Lo que el alma necesita en silencio

Hay algo que el alma necesita y que no proviene de ninguna conversación, de ningún logro, ni de ninguna distracción; es el silencio habitado por la presencia de Dios. No el silencio vacío o incómodo, sino el que está lleno de Él. En ese silencio, el corazón recobra la perspectiva que el ruido cotidiano le fue quitando sin que lo notara.

El explorador Ernest Shackleton llevó a su expedición al Antártico en 1914 con instrumentos de precisión para medir el frío, el viento y la dirección. Pero durante los meses de invierno polar, cuando el sol desaparecía completamente por semanas, lo que sus hombres más necesitaban no eran datos.
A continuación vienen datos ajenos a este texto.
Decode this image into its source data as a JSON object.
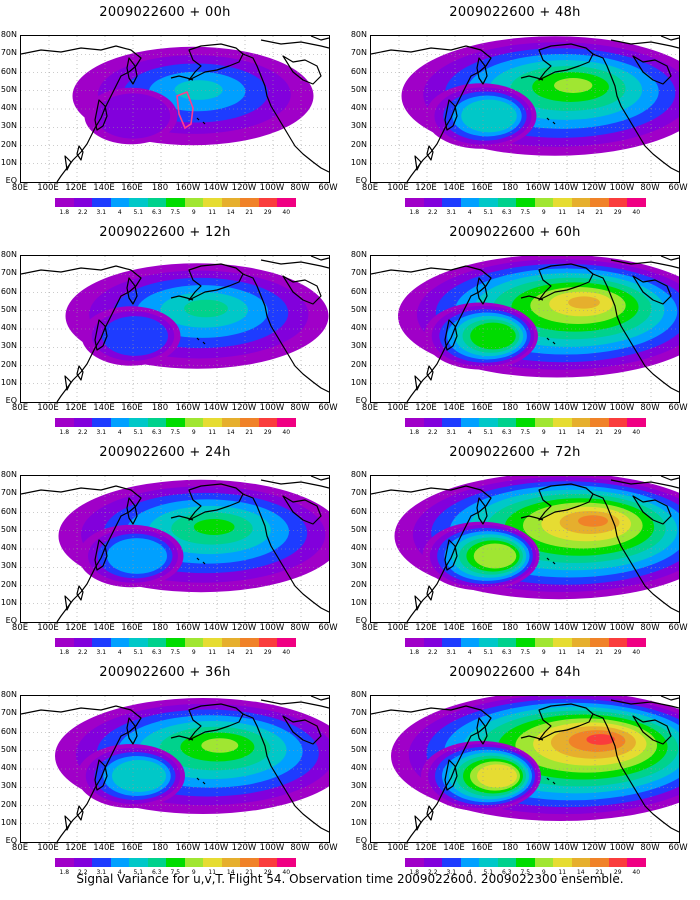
{
  "panels": [
    {
      "title": "2009022600 + 00h",
      "intensity": 0.35,
      "extent": 0.55,
      "show_flight_track": true
    },
    {
      "title": "2009022600 + 12h",
      "intensity": 0.45,
      "extent": 0.65,
      "show_flight_track": false
    },
    {
      "title": "2009022600 + 24h",
      "intensity": 0.55,
      "extent": 0.75,
      "show_flight_track": false
    },
    {
      "title": "2009022600 + 36h",
      "intensity": 0.6,
      "extent": 0.8,
      "show_flight_track": false
    },
    {
      "title": "2009022600 + 48h",
      "intensity": 0.65,
      "extent": 0.85,
      "show_flight_track": false
    },
    {
      "title": "2009022600 + 60h",
      "intensity": 0.75,
      "extent": 0.9,
      "show_flight_track": false
    },
    {
      "title": "2009022600 + 72h",
      "intensity": 0.85,
      "extent": 0.95,
      "show_flight_track": false
    },
    {
      "title": "2009022600 + 84h",
      "intensity": 0.9,
      "extent": 1.0,
      "show_flight_track": false
    }
  ],
  "lat_labels": [
    "80N",
    "70N",
    "60N",
    "50N",
    "40N",
    "30N",
    "20N",
    "10N",
    "EQ"
  ],
  "lon_labels": [
    "80E",
    "100E",
    "120E",
    "140E",
    "160E",
    "180",
    "160W",
    "140W",
    "120W",
    "100W",
    "80W",
    "60W"
  ],
  "colorbar": {
    "ticks": [
      "1.8",
      "2.2",
      "3.1",
      "4",
      "5.1",
      "6.3",
      "7.5",
      "9",
      "11",
      "14",
      "21",
      "29",
      "40"
    ],
    "colors": [
      "#a000c8",
      "#8200dc",
      "#1e3cff",
      "#00a0ff",
      "#00c8c8",
      "#00d28c",
      "#00dc00",
      "#a0e632",
      "#e6dc32",
      "#e6af2d",
      "#f08228",
      "#fa3c3c",
      "#f00082"
    ]
  },
  "caption": "Signal Variance for u,v,T. Flight 54. Observation time 2009022600. 2009022300 ensemble."
}
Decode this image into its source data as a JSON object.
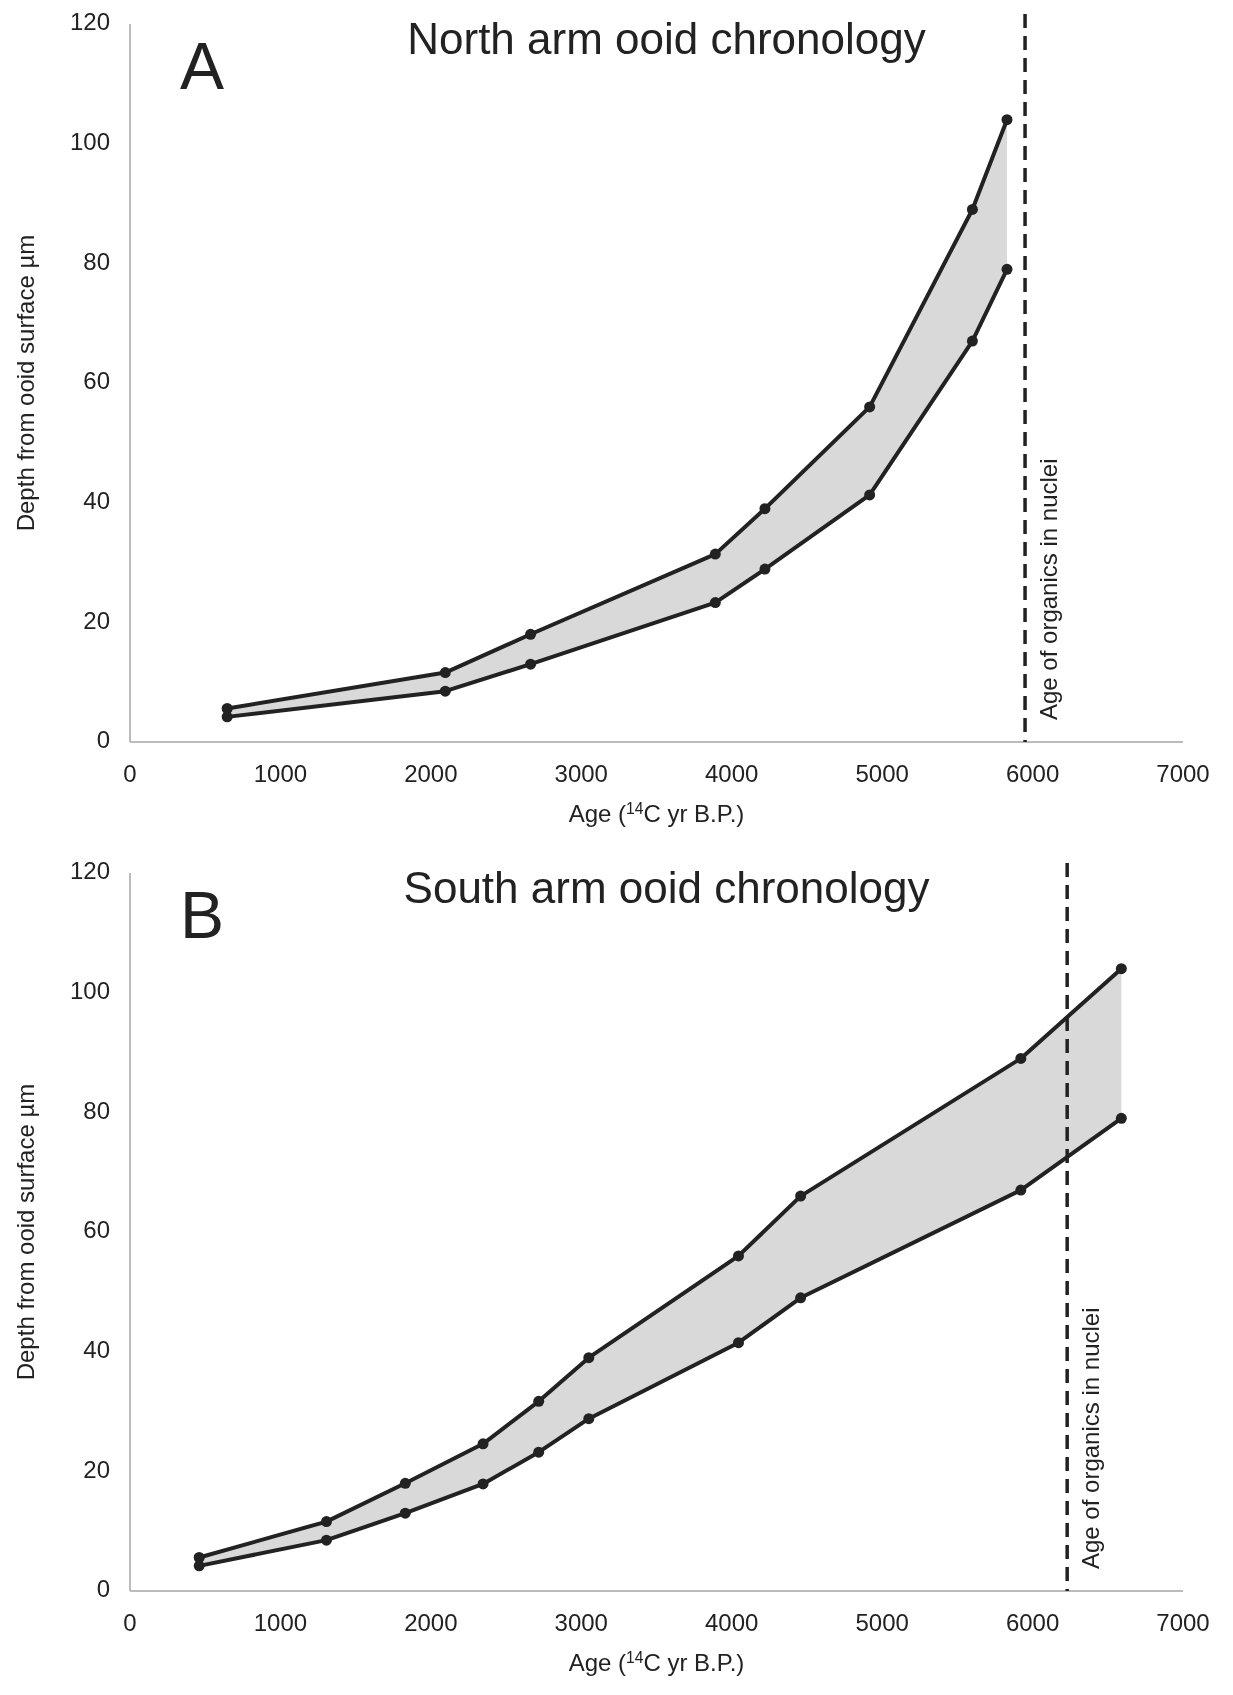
{
  "chart_data": [
    {
      "type": "line",
      "title": "North arm ooid chronology",
      "annotations": [
        "A"
      ],
      "xlabel": "Age ($^{14}$C yr B.P.)",
      "ylabel": "Depth from ooid surface µm",
      "x": [
        646,
        2096,
        2663,
        3891,
        4221,
        4917,
        5600,
        5830
      ],
      "series": [
        {
          "color": "#222222",
          "values": [
            5.6,
            11.6,
            18,
            31.4,
            39,
            56,
            89,
            104
          ],
          "lower": [
            4.2,
            8.5,
            13,
            23.3,
            28.9,
            41.3,
            67,
            79
          ],
          "upper": [
            5.6,
            11.6,
            18,
            31.4,
            39,
            56,
            89,
            104
          ]
        },
        {
          "color": "#222222",
          "values": [
            4.2,
            8.5,
            13,
            23.3,
            28.9,
            41.3,
            67,
            79
          ]
        }
      ],
      "xlim": [
        0,
        7000
      ],
      "xticks": [
        0,
        1000,
        2000,
        3000,
        4000,
        5000,
        6000,
        7000
      ],
      "ylim": [
        0,
        120
      ],
      "yticks": [
        0,
        20,
        40,
        60,
        80,
        100,
        120
      ],
      "marker": "circle",
      "line_style": "solid",
      "grid": false,
      "ref_lines": [
        {
          "axis": "x",
          "value": 5950,
          "label": "Age of organics in nuclei",
          "color": "#222222",
          "line_style": "dashed"
        }
      ]
    },
    {
      "type": "line",
      "title": "South arm ooid chronology",
      "annotations": [
        "B"
      ],
      "xlabel": "Age ($^{14}$C yr B.P.)",
      "ylabel": "Depth from ooid surface µm",
      "x": [
        460,
        1306,
        1830,
        2347,
        2717,
        3050,
        4045,
        4458,
        5922,
        6590
      ],
      "series": [
        {
          "color": "#222222",
          "values": [
            5.6,
            11.6,
            18,
            24.6,
            31.7,
            39,
            56,
            66,
            89,
            104
          ],
          "lower": [
            4.2,
            8.5,
            13,
            17.9,
            23.2,
            28.8,
            41.5,
            49,
            67,
            79
          ],
          "upper": [
            5.6,
            11.6,
            18,
            24.6,
            31.7,
            39,
            56,
            66,
            89,
            104
          ]
        },
        {
          "color": "#222222",
          "values": [
            4.2,
            8.5,
            13,
            17.9,
            23.2,
            28.8,
            41.5,
            49,
            67,
            79
          ]
        }
      ],
      "xlim": [
        0,
        7000
      ],
      "xticks": [
        0,
        1000,
        2000,
        3000,
        4000,
        5000,
        6000,
        7000
      ],
      "ylim": [
        0,
        120
      ],
      "yticks": [
        0,
        20,
        40,
        60,
        80,
        100,
        120
      ],
      "marker": "circle",
      "line_style": "solid",
      "grid": false,
      "ref_lines": [
        {
          "axis": "x",
          "value": 6230,
          "label": "Age of organics in nuclei",
          "color": "#222222",
          "line_style": "dashed"
        }
      ]
    }
  ]
}
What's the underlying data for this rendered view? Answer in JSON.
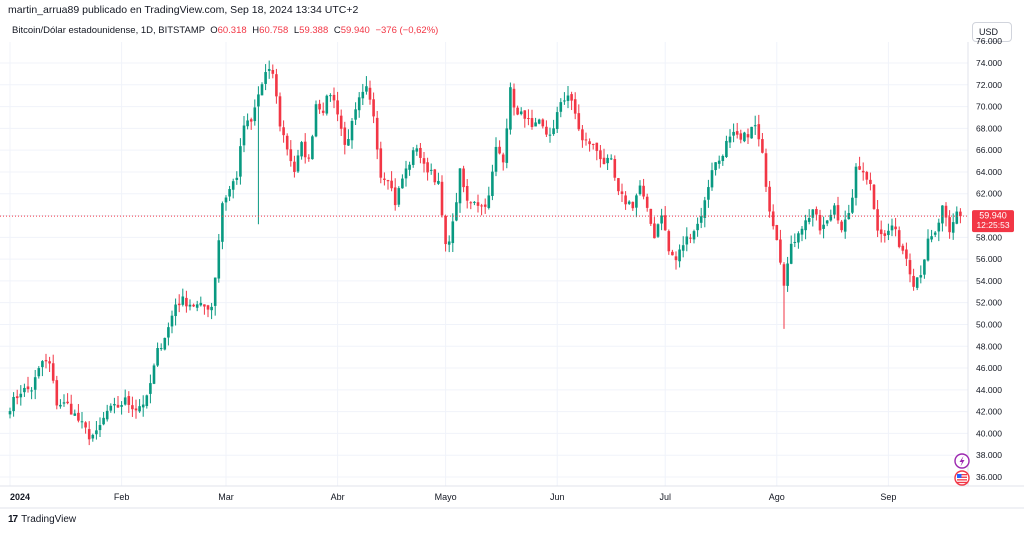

Ellos necesitaban sentido. El silencio prolongado en la oscuridad revelaba lo que cada uno llevaba por dentro, para bien y para mal. No había escapatoria de uno mismo.

Es así como el silencio ante Dios no es vacío; es un diagnóstico honesto y una restauración profunda al mismo tiempo. Lo que encuentras en él puede incomodar al principio, pero sana con el tiempo. De modo que, no huyas del silencio. Búscalo con intención. Dios te espera allí.

La Biblia dice en Salmos 62:5: “Alma mía, en Dios solamente reposa, porque de él es mi esperanza”. (RV1960).